Arkona - Kob'
Chronique CD album
- Style
Post Pagan - Label(s)
Napalm Records - Date de sortie
16 juin 2023 - écouter via bandcamp
Il a fallu cinq ans à Masha Scream, la leader de la formation russe pour composer ce dernier album, aboutissement logique d’une transformation totale sur le fond et la forme débutée en 2014 avec Yav.
La glorification de la Russie ancestrale sur fond de Folk Metal fait désormais partie d’un lointain passé. Kob’ a été forgé en partie dans les traumatismes de la guerre à laquelle la chanteuse est farouchement opposée. Les paroles ont été ainsi écrites de 2018 à 2022 avec la pandémie comme cerise.
Kob’ est alors le reflet de tous les actes ténébreux que l’humanité accomplit par elle-même.
Composé comme une descente progressive dans les abysses, le dernier Arkona n’est pas facile d’accès dans son concept désespéré du destin de l’humanité.
J’ai dû aller chercher une interview de Madame pour bien comprendre le squelette de ce monstre d’album.
"Izrechenie. Nachalo" parle ainsi brièvement de l’ensemble de la plaque, de la façon dont les Hommes ont basculé totalement dans le côté obscur.

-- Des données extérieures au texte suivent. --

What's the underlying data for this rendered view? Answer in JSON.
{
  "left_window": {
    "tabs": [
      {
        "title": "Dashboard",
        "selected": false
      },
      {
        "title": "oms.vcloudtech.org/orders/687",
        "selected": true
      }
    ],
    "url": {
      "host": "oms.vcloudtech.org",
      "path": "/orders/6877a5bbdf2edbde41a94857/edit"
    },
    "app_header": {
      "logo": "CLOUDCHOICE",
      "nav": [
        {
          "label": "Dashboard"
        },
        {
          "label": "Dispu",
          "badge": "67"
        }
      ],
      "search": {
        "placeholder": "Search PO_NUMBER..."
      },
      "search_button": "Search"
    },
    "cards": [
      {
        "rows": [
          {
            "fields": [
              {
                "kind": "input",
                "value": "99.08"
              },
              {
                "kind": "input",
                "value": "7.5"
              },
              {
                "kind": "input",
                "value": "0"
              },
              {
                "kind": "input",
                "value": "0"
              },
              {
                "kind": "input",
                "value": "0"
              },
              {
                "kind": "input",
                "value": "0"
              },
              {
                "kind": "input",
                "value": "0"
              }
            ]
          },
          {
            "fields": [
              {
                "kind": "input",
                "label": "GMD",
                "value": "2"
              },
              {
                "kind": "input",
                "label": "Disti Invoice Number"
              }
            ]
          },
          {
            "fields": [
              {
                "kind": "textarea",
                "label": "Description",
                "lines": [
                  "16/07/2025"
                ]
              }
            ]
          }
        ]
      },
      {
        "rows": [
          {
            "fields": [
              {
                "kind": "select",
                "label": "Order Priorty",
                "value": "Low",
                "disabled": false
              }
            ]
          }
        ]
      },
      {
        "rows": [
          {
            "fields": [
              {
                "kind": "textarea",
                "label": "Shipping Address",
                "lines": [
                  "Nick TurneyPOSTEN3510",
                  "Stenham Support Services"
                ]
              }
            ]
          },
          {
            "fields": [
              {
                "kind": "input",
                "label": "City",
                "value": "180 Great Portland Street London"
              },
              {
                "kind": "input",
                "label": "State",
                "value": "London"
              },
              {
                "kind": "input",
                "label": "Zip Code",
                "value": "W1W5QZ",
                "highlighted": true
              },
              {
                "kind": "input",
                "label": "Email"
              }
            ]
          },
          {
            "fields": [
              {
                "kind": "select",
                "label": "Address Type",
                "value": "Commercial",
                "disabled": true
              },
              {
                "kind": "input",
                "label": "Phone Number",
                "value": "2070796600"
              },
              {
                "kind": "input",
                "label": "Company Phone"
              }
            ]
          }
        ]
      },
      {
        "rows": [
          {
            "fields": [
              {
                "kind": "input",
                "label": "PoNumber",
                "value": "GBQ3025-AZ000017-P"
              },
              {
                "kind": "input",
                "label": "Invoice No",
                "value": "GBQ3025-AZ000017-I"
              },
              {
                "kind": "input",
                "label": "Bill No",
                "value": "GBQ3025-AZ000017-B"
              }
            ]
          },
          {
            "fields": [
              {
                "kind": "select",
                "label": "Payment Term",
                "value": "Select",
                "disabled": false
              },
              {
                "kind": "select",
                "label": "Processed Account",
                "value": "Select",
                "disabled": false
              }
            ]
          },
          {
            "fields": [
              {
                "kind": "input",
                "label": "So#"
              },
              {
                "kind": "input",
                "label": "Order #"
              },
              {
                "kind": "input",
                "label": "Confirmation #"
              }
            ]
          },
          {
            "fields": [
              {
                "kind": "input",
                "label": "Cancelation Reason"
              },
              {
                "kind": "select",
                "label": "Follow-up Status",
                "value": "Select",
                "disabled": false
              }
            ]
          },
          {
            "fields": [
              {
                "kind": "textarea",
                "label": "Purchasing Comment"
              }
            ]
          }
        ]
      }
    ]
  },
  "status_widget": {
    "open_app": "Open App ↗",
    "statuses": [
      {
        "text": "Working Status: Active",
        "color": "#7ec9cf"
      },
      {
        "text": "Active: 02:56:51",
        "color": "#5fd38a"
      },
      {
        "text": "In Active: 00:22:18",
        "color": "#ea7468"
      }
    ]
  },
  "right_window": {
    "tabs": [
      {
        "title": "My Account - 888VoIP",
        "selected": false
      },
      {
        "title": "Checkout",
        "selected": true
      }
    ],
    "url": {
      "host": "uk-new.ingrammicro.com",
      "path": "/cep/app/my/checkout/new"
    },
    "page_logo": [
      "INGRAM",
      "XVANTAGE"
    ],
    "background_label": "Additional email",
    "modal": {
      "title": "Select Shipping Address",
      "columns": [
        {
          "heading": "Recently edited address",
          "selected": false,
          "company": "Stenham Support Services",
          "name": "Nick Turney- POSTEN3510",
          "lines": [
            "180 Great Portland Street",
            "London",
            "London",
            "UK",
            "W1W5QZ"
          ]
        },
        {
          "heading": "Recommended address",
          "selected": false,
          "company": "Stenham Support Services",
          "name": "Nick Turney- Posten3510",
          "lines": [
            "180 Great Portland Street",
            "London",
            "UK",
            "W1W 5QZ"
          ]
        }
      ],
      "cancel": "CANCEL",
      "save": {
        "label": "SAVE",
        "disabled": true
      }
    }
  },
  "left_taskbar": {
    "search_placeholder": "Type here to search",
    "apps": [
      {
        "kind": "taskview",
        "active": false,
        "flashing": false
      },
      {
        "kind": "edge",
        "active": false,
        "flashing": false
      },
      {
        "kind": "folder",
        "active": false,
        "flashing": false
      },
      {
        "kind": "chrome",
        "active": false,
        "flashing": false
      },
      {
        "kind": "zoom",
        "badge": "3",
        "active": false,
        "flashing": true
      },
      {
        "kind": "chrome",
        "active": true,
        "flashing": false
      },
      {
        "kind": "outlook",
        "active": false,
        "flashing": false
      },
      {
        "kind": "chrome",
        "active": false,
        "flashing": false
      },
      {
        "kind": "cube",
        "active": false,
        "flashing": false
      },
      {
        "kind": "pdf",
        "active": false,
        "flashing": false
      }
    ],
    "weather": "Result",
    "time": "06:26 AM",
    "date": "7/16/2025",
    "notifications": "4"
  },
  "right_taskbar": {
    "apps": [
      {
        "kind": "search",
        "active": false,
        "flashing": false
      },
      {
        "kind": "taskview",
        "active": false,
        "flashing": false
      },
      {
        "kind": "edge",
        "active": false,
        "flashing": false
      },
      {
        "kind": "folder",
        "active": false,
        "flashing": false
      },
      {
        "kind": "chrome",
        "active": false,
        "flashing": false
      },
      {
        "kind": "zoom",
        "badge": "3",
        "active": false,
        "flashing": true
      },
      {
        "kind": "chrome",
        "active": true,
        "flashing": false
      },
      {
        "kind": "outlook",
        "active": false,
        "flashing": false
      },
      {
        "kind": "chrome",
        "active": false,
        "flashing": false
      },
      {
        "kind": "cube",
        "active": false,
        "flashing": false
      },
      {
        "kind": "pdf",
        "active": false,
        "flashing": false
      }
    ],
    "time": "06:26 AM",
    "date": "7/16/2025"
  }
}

Le morceau "Kob'" raconte ensuite comment l’humanité a tiré de la tombe un mal ancien et absolu disparu et oublié depuis longtemps et comment ce mal, a enterré l’Homme lui-même. On est bien encore en terre païenne.
La deuxième étape de la chute de l’Humanité réside dans le fabuleux "Ydi". Il s’agit d’une pièce rituelle totalement habitée avec laquelle les défunts sont accompagnés dans l’au-delà. Toute notre humanité est maintenant morte spirituellement et cette chanson lui dit adieu à jamais.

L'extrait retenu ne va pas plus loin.